Delete the duplicates in a sorted array

Problem description

Given a sorted array nums, remove the duplicates in-place such that each element appear only once and return the new length.Do not allocate extra space for another array, you must do this by modifying the input array in-place with O(1) extra memory.

Examples

Example 1:
Given nums = [1,1,2],

Your function should return length = 2, with the first two elements of nums being 1 and 2 respectively.

It doesn't matter what you leave beyond the returned length.

Example 2:
Given nums = [0,0,1,1,1,2,2,3,3,4],

Your function should return length = 5, with the first five elements of nums being modified to 0, 1, 2, 3, and 4 respectively.
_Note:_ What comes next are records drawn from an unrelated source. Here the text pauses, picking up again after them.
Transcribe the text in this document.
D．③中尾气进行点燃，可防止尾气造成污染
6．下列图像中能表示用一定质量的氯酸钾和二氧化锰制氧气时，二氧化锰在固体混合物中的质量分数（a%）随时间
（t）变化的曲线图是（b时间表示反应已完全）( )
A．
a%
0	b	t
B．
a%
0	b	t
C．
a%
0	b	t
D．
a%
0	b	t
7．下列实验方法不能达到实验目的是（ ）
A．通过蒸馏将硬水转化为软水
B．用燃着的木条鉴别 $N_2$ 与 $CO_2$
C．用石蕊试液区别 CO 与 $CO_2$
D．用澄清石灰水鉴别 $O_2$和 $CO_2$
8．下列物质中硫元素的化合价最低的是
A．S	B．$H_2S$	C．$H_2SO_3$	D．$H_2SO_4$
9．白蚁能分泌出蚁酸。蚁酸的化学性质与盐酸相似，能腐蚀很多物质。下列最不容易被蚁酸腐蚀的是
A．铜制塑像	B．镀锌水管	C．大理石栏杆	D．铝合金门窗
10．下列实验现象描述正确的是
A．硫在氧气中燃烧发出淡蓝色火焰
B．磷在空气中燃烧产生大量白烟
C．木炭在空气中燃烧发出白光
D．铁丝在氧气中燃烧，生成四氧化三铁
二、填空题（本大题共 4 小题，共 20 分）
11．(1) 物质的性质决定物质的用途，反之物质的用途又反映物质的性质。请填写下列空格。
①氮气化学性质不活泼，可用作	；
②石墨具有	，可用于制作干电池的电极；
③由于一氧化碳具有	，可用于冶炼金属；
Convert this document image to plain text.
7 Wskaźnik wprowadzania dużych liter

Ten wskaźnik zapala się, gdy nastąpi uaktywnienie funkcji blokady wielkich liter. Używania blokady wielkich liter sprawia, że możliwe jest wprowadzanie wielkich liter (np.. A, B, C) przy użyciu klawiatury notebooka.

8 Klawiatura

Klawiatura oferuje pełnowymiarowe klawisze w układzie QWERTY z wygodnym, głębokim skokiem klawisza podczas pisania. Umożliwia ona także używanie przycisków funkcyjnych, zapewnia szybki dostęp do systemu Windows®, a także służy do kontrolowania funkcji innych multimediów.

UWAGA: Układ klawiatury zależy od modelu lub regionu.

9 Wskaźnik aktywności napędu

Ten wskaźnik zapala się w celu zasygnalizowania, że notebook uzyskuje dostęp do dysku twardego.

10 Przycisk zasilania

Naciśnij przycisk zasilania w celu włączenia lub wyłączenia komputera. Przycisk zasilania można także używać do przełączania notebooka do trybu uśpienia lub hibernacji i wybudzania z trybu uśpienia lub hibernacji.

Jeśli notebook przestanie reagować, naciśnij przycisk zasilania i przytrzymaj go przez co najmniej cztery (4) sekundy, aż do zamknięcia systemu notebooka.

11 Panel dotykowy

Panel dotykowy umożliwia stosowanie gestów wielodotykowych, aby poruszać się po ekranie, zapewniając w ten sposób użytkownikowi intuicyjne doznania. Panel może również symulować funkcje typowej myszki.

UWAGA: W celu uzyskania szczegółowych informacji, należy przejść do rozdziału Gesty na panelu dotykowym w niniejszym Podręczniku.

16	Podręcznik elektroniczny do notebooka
It doesn't matter what values are set beyond the returned length.

Solution

　　(。﹏。*)意识到要紧抓排序这个特征，但一味想着找到不同的两个，然后整个数组往前移然后循环套循环立即推懵B状态。参考了别人的思路。牛皮。竟然用到了快慢指针。是在下庸俗了，总以为是用在链表找中间节点或环形链表。用快慢指针找到最近两个不相等的元素，然后直接赋值。

Code

 class Solution {
      public int removeDuplicates(int[] nums) {
        if (nums == null || nums.length == 0) {
            return 0;
        }
        int slow = 0, count = 1;
        for (int fast = 0; fast < nums.length; fast++) {
            if (nums[slow] != nums[fast]) {
                slow++;
                count++;
                nums[slow] = nums[fast];
            }
        }
        return count;
    }

}